Apparently, dogs can also smell when a diabetic person in going into seizure - a change in their breath
La Palma did have a volcanic eruption. No Tsunami.
9:30 - Alan,.. nailed it. LOL!! 😂😂
Penguins taste like what they eat-they are rather fish flavored.
Sounds rather unappetizing
Wouldn’t the road system be the largest man made structure?
Not really, it's never been a single structure, it would be too like saying a system of manufactured fields stitched together by human-planted hedgerows is a "structure"
But someone will have a good argument for the opposite I suppose...
Congrats, you watched the video. Maybe.
The Clangers are from the Canaries?
Recently an Englishman enquired of an Edo gentleman, as to what purpose such a system of walls might serve.
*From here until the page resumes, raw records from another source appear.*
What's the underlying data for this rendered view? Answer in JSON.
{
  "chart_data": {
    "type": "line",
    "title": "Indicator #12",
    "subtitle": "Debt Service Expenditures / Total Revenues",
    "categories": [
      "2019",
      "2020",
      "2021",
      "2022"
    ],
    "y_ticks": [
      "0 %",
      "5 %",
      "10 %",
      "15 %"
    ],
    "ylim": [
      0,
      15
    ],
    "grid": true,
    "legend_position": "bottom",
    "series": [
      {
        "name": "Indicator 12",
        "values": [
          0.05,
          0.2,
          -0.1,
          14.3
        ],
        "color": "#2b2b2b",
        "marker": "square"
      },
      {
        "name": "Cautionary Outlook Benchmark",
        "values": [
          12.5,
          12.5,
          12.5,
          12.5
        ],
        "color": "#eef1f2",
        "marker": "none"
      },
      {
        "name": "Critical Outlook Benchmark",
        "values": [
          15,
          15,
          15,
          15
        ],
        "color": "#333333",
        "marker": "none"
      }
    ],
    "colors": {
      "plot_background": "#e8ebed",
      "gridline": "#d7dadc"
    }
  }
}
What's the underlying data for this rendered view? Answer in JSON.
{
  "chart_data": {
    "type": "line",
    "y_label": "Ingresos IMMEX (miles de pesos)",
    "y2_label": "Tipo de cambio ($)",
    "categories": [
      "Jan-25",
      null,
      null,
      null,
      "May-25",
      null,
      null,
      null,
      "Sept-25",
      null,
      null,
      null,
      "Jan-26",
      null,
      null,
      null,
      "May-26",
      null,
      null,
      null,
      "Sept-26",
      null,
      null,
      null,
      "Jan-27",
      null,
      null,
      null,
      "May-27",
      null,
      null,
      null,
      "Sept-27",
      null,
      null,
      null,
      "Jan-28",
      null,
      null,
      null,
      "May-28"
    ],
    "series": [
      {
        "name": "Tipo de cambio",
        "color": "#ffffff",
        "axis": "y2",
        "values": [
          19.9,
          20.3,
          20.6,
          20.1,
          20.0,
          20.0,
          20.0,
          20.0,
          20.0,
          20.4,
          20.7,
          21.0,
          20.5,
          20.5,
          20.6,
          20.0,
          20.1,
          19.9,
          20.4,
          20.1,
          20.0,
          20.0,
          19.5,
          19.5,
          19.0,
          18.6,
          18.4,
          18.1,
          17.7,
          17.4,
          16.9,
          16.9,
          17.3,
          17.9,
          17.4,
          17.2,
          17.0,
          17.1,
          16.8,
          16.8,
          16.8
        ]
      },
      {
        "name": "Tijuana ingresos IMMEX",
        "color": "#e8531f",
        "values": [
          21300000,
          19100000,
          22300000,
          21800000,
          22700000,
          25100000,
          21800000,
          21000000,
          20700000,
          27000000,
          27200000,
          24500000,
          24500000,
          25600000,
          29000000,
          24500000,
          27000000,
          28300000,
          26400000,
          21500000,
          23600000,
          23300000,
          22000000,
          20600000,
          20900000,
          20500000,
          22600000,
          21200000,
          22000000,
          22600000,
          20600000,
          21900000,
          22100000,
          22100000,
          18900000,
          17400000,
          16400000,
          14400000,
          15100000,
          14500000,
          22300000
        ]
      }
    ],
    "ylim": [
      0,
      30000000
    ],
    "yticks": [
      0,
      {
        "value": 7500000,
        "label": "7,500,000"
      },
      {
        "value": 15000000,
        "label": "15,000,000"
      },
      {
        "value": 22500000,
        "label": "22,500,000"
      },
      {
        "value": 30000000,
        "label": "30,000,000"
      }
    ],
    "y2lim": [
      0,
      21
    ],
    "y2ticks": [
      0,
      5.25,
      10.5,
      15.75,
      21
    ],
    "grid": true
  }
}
Try farming amongst Elephants? He answered.
1:53 They're delicious!
😂😂😂
"The line between clever and stupid is so, so thin..." is just the middle class version of "Well that was a swing and a miss."
Dogs can also smell corona virus in urine
i live on the eastern seaboard of the USA. im ready....send the wave. my surfboard is waxed
Great Auk?
Well insects aren’t mammals. Sooooo
He said animal, not mammal. Sooooo
I've seen it before Mr UA-cam so I know the answers
10:50 Azores... cmon!
1:11 I think they prefer dwa
a volcano in la palma you say?
Its sad to see the ingrained idea that africa is inferior by it being mentioned after every continent and even not continents
2:08 there was tinder in prehistoric times?
Did they actually answer the question as to which islands are named for birds or was I not listening?
"To keep out the British, I imagine." Ah...haha...ahhaha...ahha...haha...ha...we're just the worst.